Early on, his cousin Suleyman cons him into eloping with the “wrong” girl: the first of many exploitative episodes. Indeed, the city expands in a tracery of misalliances and illicit connections – whether to electricity, parties, causes or patrons. Many of these turn out to be misconceived and unreliable.
Big events take place mostly off page. There’s the 1982 military coup, the 1999 earthquake that killed upwards of 17,000, the rise of the AKP and the Erdogan regime. Out of focus in the background, these nonetheless haunt one of the joys of the book: the sometimes acute and sometimes wayward commentaries of family members and friends. But preoccupied with their own detailed stitching and stitch ups, none really grasps the high-level goings-on or the really big deals they conceal. As for keeping things going, it’s the women – wriggling free of patriarchal power – who are smartest and most effective. Mevlut, meanwhile, manages to navigate crossfires of loyalties to nationalist Islamists, leftists and downright crooks. He is much more perspicacious about the world and himself than most give him credit for: no idiot savant he, no merely melancholic mystic. It is Mevlut who finds that the “wrong” girl has been the love of his life, Mevlut who eventually also finds himself married happily enough to the original girl of his dreams; and, unlike the others, it is Mevlut who finally and precisely recognises the limits of human comprehension, belonging and relationships.

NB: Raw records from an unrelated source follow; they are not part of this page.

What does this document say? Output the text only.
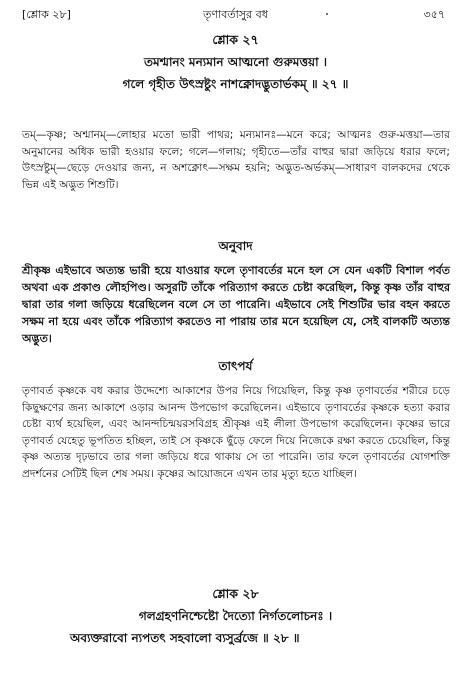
[শ্লোক ২৮]	তৃণাবর্তাসুর বধ	৩৫৭
শ্লোক ২৭
তমশ্মানং মন্যমান আত্মনো গুরুমত্তয়া ।
গলে গৃহীত উৎস্রষ্টুং নাশক্নোদদ্ভুতার্ভকম্ ॥ ২৭ ॥
তম্—কৃষ্ণ; অশ্মানম্—লোহার মতো ভারী পাথর; মন্যমানঃ—মনে করে; আত্মনঃ গুরু-মত্তয়া—তার অনুমানের অধিক ভারী হওয়ার ফলে; গলে—গলায়; গৃহীতে—তাঁর বাহুর দ্বারা জড়িয়ে ধরার ফলে; উৎস্রষ্টুম্—ছেড়ে দেওয়ার জন্য, ন অশক্নোৎ—সক্ষম হয়নি; অদ্ভুত-অর্ভকম্—সাধারণ বালকদের থেকে ভিন্ন এই অদ্ভুত শিশুটি।
অনুবাদ
শ্রীকৃষ্ণ এইভাবে অত্যন্ত ভারী হয়ে যাওয়ার ফলে তৃণাবর্তের মনে হল সে যেন একটি বিশাল পর্বত অথবা এক প্রকাণ্ড লৌহপিণ্ড। অসুরটি তাঁকে পরিত্যাগ করতে চেষ্টা করেছিল, কিন্তু কৃষ্ণ তাঁর বাহুর দ্বারা তার গলা জড়িয়ে ধরেছিলেন বলে সে তা পারেনি। এইভাবে সেই শিশুটির ভার বহন করতে সক্ষম না হয়ে এবং তাঁকে পরিত্যাগ করতেও না পারায় তার মনে হয়েছিল যে, সেই বালকটি অত্যন্ত অদ্ভুত।
তাৎপর্য
তৃণাবর্ত কৃষ্ণকে বধ করার উদ্দেশ্যে আকাশের উপর নিয়ে গিয়েছিল, কিন্তু কৃষ্ণ তৃণাবর্তের শরীরে চড়ে কিছুক্ষণের জন্য আকাশে ওড়ার আনন্দ উপভোগ করেছিলেন। এইভাবে তৃণাবর্তের কৃষ্ণকে হত্যা করার চেষ্টা ব্যর্থ হয়েছিল, এবং আনন্দচিন্ময়রসবিগ্রহ শ্রীকৃষ্ণ এই লীলা উপভোগ করেছিলেন। কৃষ্ণের ভারে তৃণাবর্ত যেহেতু ভূপতিত হচ্ছিল, তাই সে কৃষ্ণকে ছুঁড়ে ফেলে দিয়ে নিজেকে রক্ষা করতে চেয়েছিল, কিন্তু কৃষ্ণ অত্যন্ত দৃঢ়ভাবে তার গলা জড়িয়ে ধরে থাকায় সে তা পারেনি। তার ফলে তৃণাবর্তের যোগশক্তি প্রদর্শনের সেটিই ছিল শেষ সময়। কৃষ্ণের আয়োজনে এখন তার মৃত্যু হতে যাচ্ছিল।
শ্লোক ২৮
গলগ্রহণনিশ্চেষ্টো দৈত্যো নির্গতলোচনঃ ।
অব্যক্তরাবো ন্যপতৎ সহবালো ব্যসুর্ব্রজে ॥ ২৮ ॥
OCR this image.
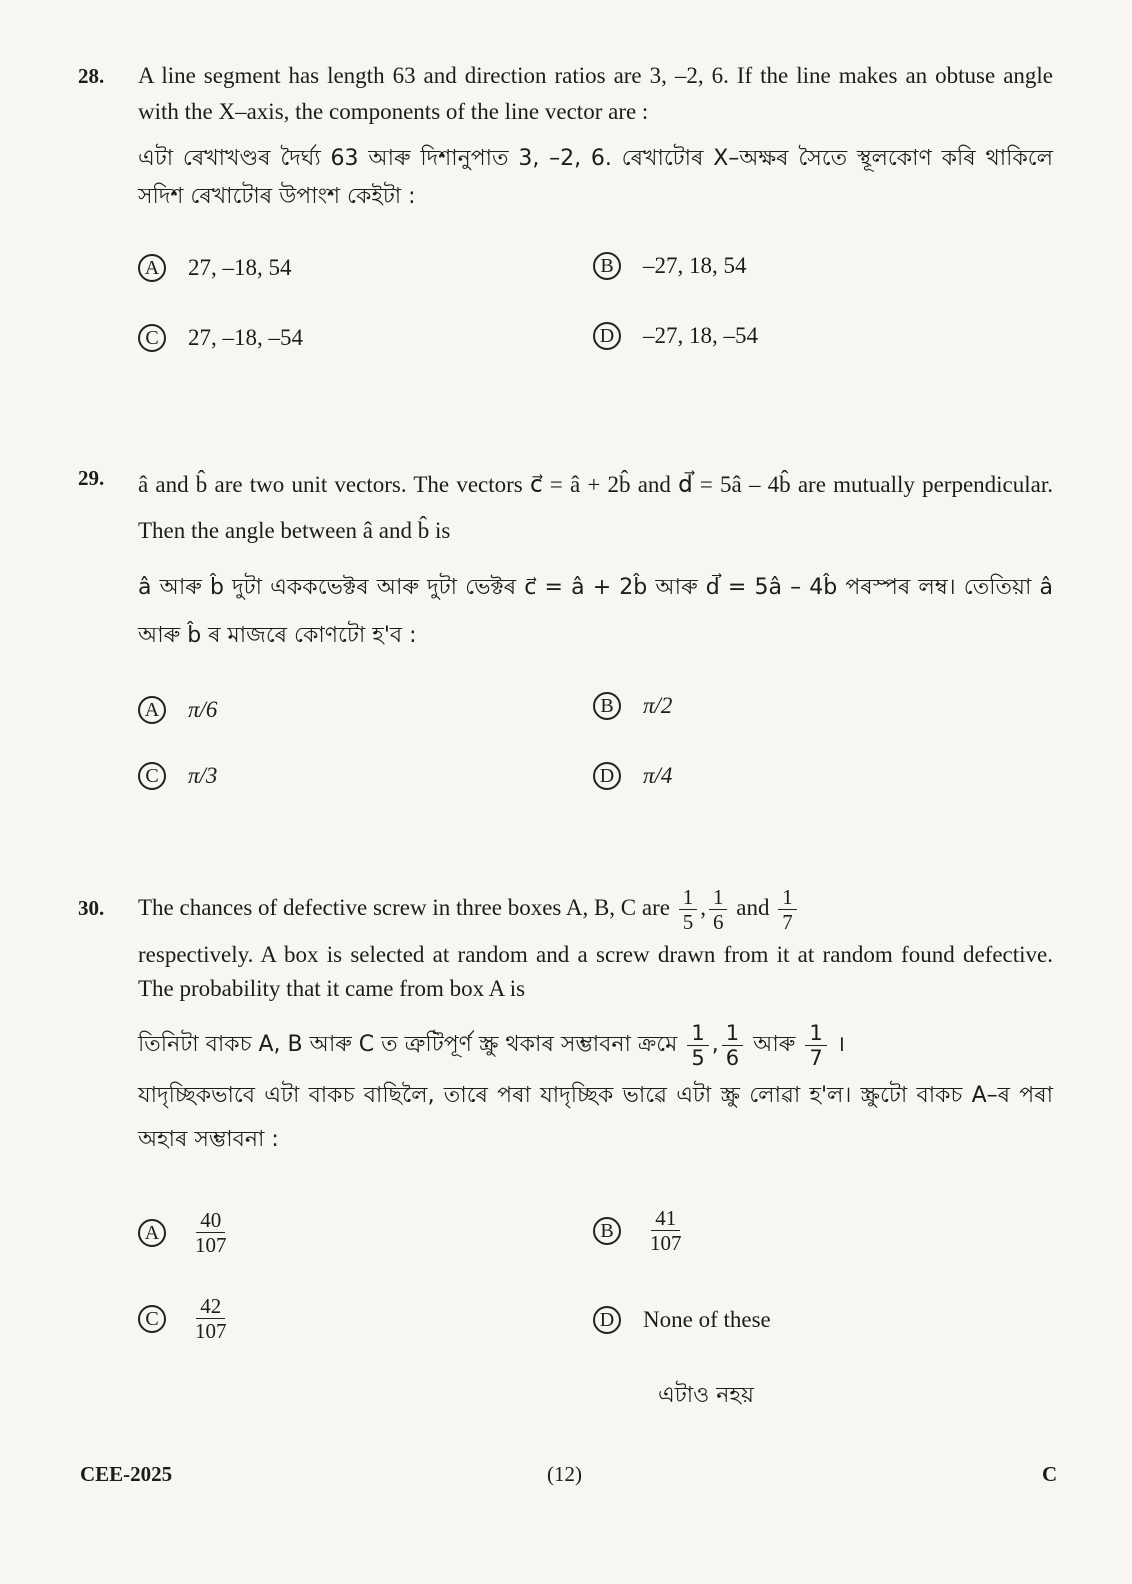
28. A line segment has length 63 and direction ratios are 3, –2, 6. If the line makes an obtuse angle with the X–axis, the components of the line vector are :

এটা ৰেখাখণ্ডৰ দৈৰ্ঘ্য 63 আৰু দিশানুপাত 3, –2, 6. ৰেখাটোৰ X–অক্ষৰ সৈতে স্থূলকোণ কৰি থাকিলে সদিশ ৰেখাটোৰ উপাংশ কেইটা :

A 27, –18, 54	B	–27, 18, 54
C	27, –18, –54	D –27, 18, –54
29. â and b̂ are two unit vectors. The vectors c⃗ = â + 2b̂ and d⃗ = 5â – 4b̂ are mutually perpendicular. Then the angle between â and b̂ is

â আৰু b̂ দুটা এককভেক্টৰ আৰু দুটা ভেক্টৰ c⃗ = â + 2b̂ আৰু d⃗ = 5â – 4b̂ পৰস্পৰ লম্ব। তেতিয়া â আৰু b̂ ৰ মাজৰে কোণটো হ'ব :

A π/6	B	π/2
C	π/3	D π/4
30. The chances of defective screw in three boxes A, B, C are $\frac{1}{5}$ , $\frac{1}{6}$ and $\frac{1}{7}$

respectively. A box is selected at random and a screw drawn from it at random found defective. The probability that it came from box A is

তিনিটা বাকচ A, B আৰু C ত ত্ৰুটিপূৰ্ণ স্ক্ৰু থকাৰ সম্ভাবনা ক্ৰমে $\frac{1}{5}$ , $\frac{1}{6}$ আৰু $\frac{1}{7}$ ।

যাদৃচ্ছিকভাবে এটা বাকচ বাছিলৈ, তাৰে পৰা যাদৃচ্ছিক ভাৱে এটা স্ক্ৰু লোৱা হ'ল। স্ক্ৰুটো বাকচ A–ৰ পৰা অহাৰ সম্ভাবনা :

A	$\frac{40}{107}$	B	$\frac{41}{107}$
C	$\frac{42}{107}$	D None of these
এটাও নহয়
CEE-2025	(12)	C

This is truly an epic in precisely the terms Pamuk set for himself: an epic of precarious survivals rather than of glorious battles and triumphs: “an endless sea of details”. Prepare to be enchanted, to relish the wry humour and enjoy the deliberately slow flow of events. But most of all, prepare to think hard about what this great writer is telling us.
A Strangeness in My Mind, Orhan Pamuk (translator Ekin Oklap), Faber & Faber.
Ulaş Tan says
Congratulations Bob for writing such an extensive review of the book.
The points you mention in the review are very critical to understand what has been going on in Turkey for last 40 years.
I would say the book is one of the best texts written about Istanbul’s and Turkey’s sociological history in the form of a very well written novel.
Bob Tait says
Your comment is much appreciated, Ulas Tan. To me A Strangeness in My Mind ranks with the greatest European (including British!) and American novels of the past two centuries. But I wanted to write my review for an essentially political journal and readership precisely because of the extraordinary importance of its political and sociological subtext. Under conditions now prevailing in Turkey, fiction of this high order is perhaps one of the few means available to convey precise analysis and implicit critique of what is going on. Compare with Solzhenitsyn’s work at its timely best. My parting invitation to all to think hard about what this great writer is telling us is an invitation very seriously meant.